Never mind those tales that Lacan's seminars are a lot easier to understand that his Ecrits, his Seminar X is tough enough. I am bound to be somewhat inaccurate (and tragically, I am not sure to what extent) in summarizing the argument as follows. Lacan builds his seminar on Freud's Inhibition, Symptom and Anxiety. Not having read that book is not helping. Anyway, Lacan contests the claim that anxiety is without an object. He gives a new reading of Freud to bolster that claim. It remains to be seen what that object is but, knowing Lacan, it is no surprise that the object has to do with "object a". But how? Lacan explains that Freud did not see the difference between mourning and anxiety correctly although, in retrospect, Freud was not wrong either. Mourning, to paraphrase Lacan wildly, is to have lost an object (probably a loved one) but to be able to go on with one's life anyway because one understands that it is more important to know what (or whom) one wants than to actually have it/him/her/them (the latter being impossible in the state of mourning anyway). A maniac, on the other hand, cannot mourn correctly because instead of building more resolve he or she destroys him or herself in search of that object that he or she wants (to the point of eventually committing suicide). Anxiety, on the other hand, has nothing to do with what one wants (obviously, the opposite is true) but that does not mean it has no object, Lacan says. It has everything to do with the desire of the Other, which one is supposed to satisfy. Hence the anxiety.

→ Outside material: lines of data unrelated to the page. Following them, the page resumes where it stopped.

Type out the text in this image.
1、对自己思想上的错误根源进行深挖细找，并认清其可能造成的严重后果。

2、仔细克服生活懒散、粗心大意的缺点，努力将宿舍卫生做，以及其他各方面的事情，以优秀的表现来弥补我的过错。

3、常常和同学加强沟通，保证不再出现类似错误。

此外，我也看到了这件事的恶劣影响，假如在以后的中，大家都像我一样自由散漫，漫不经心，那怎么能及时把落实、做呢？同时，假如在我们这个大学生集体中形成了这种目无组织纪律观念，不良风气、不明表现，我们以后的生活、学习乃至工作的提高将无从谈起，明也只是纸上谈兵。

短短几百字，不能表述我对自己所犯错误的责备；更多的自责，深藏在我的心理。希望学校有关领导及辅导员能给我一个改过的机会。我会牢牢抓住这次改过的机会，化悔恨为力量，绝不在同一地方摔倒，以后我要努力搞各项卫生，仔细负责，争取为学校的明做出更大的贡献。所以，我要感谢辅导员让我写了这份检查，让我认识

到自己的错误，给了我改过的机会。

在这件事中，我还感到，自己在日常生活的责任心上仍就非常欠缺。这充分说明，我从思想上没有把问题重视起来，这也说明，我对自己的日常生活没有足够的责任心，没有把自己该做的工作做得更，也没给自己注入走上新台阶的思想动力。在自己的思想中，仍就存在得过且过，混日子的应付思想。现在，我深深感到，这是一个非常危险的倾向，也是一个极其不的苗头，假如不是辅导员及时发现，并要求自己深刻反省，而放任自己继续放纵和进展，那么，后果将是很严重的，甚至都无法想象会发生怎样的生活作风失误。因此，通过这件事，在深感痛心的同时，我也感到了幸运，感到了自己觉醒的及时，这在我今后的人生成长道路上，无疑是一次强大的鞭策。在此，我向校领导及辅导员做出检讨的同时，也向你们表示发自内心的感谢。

Anxiety, in all its forms, comes down to the sexual act more or less remotely - and, more accurately, to castration anxiety. From the man's point of view, one loses, in a sense, one's organ in the act itself by burying it inside someone else. Sorry for the graphic content but this is what I gleaned from Lacan. It does not matter whether the organ is lost or not for good (and of course it is not, usually) because one can have anxiety of losing something (in this case, being castrated) only as long as one actually has it.
Lacan insists that anxiety is between desire and "jouissance". The vehicle for sexual desire (what it thus comes down to) is the phallus which will be lost in a sense anyway during the act because the male organ actually becomes part of the woman's body. However, that mini-castration has a "happy ending" and leads to jouissance. A woman gets her jouissance from having "it" as part of her - but also from participating in the man's victory over his castration anxiety in addition to any jouissance proper she might have (insofar as Lacan speaks about it at all). I am not quite sure how Lacan sees a woman's castration anxiety, though he does say it exists.
As I said, tough. There is no dearth of information in this book but, as always, the trouble with Lacan is that the reader has to connect the dots. I did it my way. But, as always, Lacan is a classic and deserving of five stars
Is Price's translation good? Yes, it is okay. I found the profusion of the word "disquisition" a bit disorienting, though. Neither does the translation really stand out, either, I thought, in terms of making the stuff easier to understand.